L’elettrificazione delle banchine del Molo Garibaldi alla Spezia diventa una realtà. Il presidente dell'Autorità di Sistema Portuale del Mar Ligure Orientale Mario Sommariva ha infatti recentemente firmato l’atto che dà il via alla realizzazione della cabina di trasformazione e al cold ironing che interesserà le banchine, dove ormeggiano le navi da crociera. Si tratta del primo lotto che porterà alla loro elettrificazione entro il 2024. Il progetto costerà 8,5 milioni di euro, così ripartiti: 5,5 milioni di euro provenienti dal fondo complementare del PNRR, gli altri 3 milioni derivanti da risorse dell'Authority.
Il contratto d’appalto integrato prevede l’affidamento dei lavori, dalla progettazione alla realizzazione delle opere con l'obiettivo di erogare una potenza di 16 Megawatt, necessari per alimentare le navi all’accosto.

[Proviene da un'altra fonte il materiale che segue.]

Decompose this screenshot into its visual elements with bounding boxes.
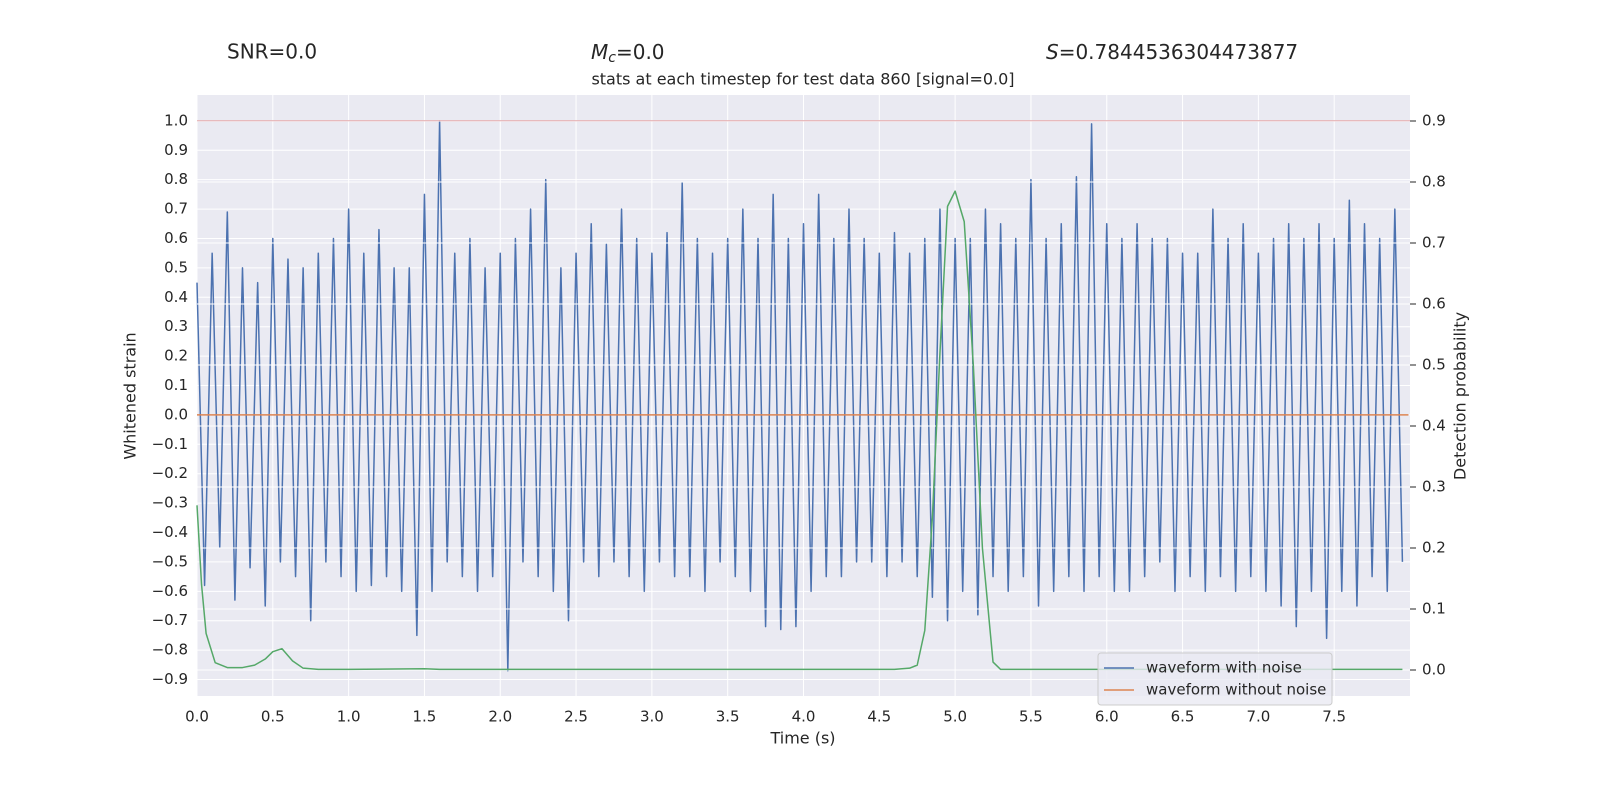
series-line (196, 120, 1404, 672)
y-tick-label: −0.1 (152, 435, 188, 453)
y-tick-label: −0.7 (152, 611, 188, 629)
legend-label: waveform without noise (1146, 681, 1326, 699)
y-tick-label: −0.2 (152, 464, 188, 482)
y2-tick-label: 0.6 (1422, 294, 1446, 312)
y-tick-label: 0.4 (164, 288, 188, 306)
y2-axis-label: Detection probability (1451, 312, 1470, 480)
x-axis-label: Time (s) (769, 729, 835, 748)
y-axis-label: Whitened strain (121, 332, 140, 459)
annotation: S=0.7844536304473877 (1046, 40, 1298, 64)
annotation-symbol: S (1046, 40, 1059, 64)
y-tick-label: −0.5 (152, 552, 188, 570)
x-tick-label: 3.5 (716, 708, 740, 726)
annotation-text: =0.0 (616, 40, 665, 64)
y2-tick-label: 0.7 (1422, 233, 1446, 251)
x-tick-label: 1.5 (413, 708, 437, 726)
legend: waveform with noise waveform without nois… (1097, 652, 1333, 706)
y2-tick-label: 0.0 (1422, 661, 1446, 679)
y-tick-label: 0.2 (164, 347, 188, 365)
x-tick-label: 2.5 (564, 708, 588, 726)
grid (197, 120, 1410, 671)
y2-tick-label: 0.2 (1422, 539, 1446, 557)
y-tick-label: 0.7 (164, 200, 188, 218)
y2-tick-label: 0.1 (1422, 600, 1446, 618)
y2-tick-label: 0.9 (1422, 111, 1446, 129)
x-tick-label: 4.0 (792, 708, 816, 726)
y-tick-label: −0.9 (152, 670, 188, 688)
y-tick-label: 0.1 (164, 376, 188, 394)
y-tick-label: −0.4 (152, 523, 188, 541)
series-line (196, 190, 1403, 671)
x-tick-label: 5.5 (1019, 708, 1043, 726)
y-tick-label: 0.9 (164, 141, 188, 159)
y2-tick-label: 0.8 (1422, 172, 1446, 190)
x-tick-label: 0.5 (261, 708, 285, 726)
y-tick-label: 0.0 (164, 405, 188, 423)
y-tick-label: 1.0 (164, 111, 188, 129)
y-tick-label: 0.8 (164, 170, 188, 188)
x-tick-label: 1.0 (337, 708, 361, 726)
legend-label: waveform with noise (1146, 659, 1302, 677)
x-tick-label: 2.0 (488, 708, 512, 726)
x-tick-label: 3.0 (640, 708, 664, 726)
y2-tick-label: 0.3 (1422, 478, 1446, 496)
y-tick-label: −0.6 (152, 582, 188, 600)
annotation: Mc=0.0 (591, 40, 665, 67)
x-tick-label: 7.0 (1246, 708, 1270, 726)
series-layer (196, 190, 1403, 671)
annotation-subscript: c (608, 50, 616, 66)
annotation-text: =0.7844536304473877 (1059, 40, 1298, 64)
x-tick-label: 6.0 (1095, 708, 1119, 726)
x-tick-label: 0.0 (185, 708, 209, 726)
x-tick-label: 4.5 (867, 708, 891, 726)
x-tick-label: 7.5 (1322, 708, 1346, 726)
x-tick-label: 5.0 (943, 708, 967, 726)
x-tick-label: 6.5 (1171, 708, 1195, 726)
y-tick-label: 0.6 (164, 229, 188, 247)
legend-box (1097, 652, 1333, 706)
chart-title: stats at each timestep for test data 860… (591, 70, 1014, 89)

La gara esperita in forma aperta, è stata aggiudicata ad una associazione temporanea di impresa costituita dalla Mont-Ele Srl (capogruppo mandataria) e da Elettri-Fer Srl (mandante) e dal Raggruppamento temporaneo di progettisti costituito da Galileo Engineering S.r.l. (Capogruppo mandataria), Studio Colonna S.r.l. (mandante) ed Envitech S.r.l. (mandante).
L’intervento di elettrificazione delle banchine del Molo crocieristico è molto atteso dalla cittadinanza, che da anni lamenta lo sforamento dei limiti di legge per la qualità dell’aria in alcuni quartieri, con possibili danni per la salute. Un intervento tanto più necessario alla luce delle Linee guida emanate dall’Organizzazione mondiale per la sanità, che ha tagliato drasticamente il limite massimo per il biossido di azoto nell'atmosfera, passando da 40 a 10 microgrammi al metro cubo in media all’anno.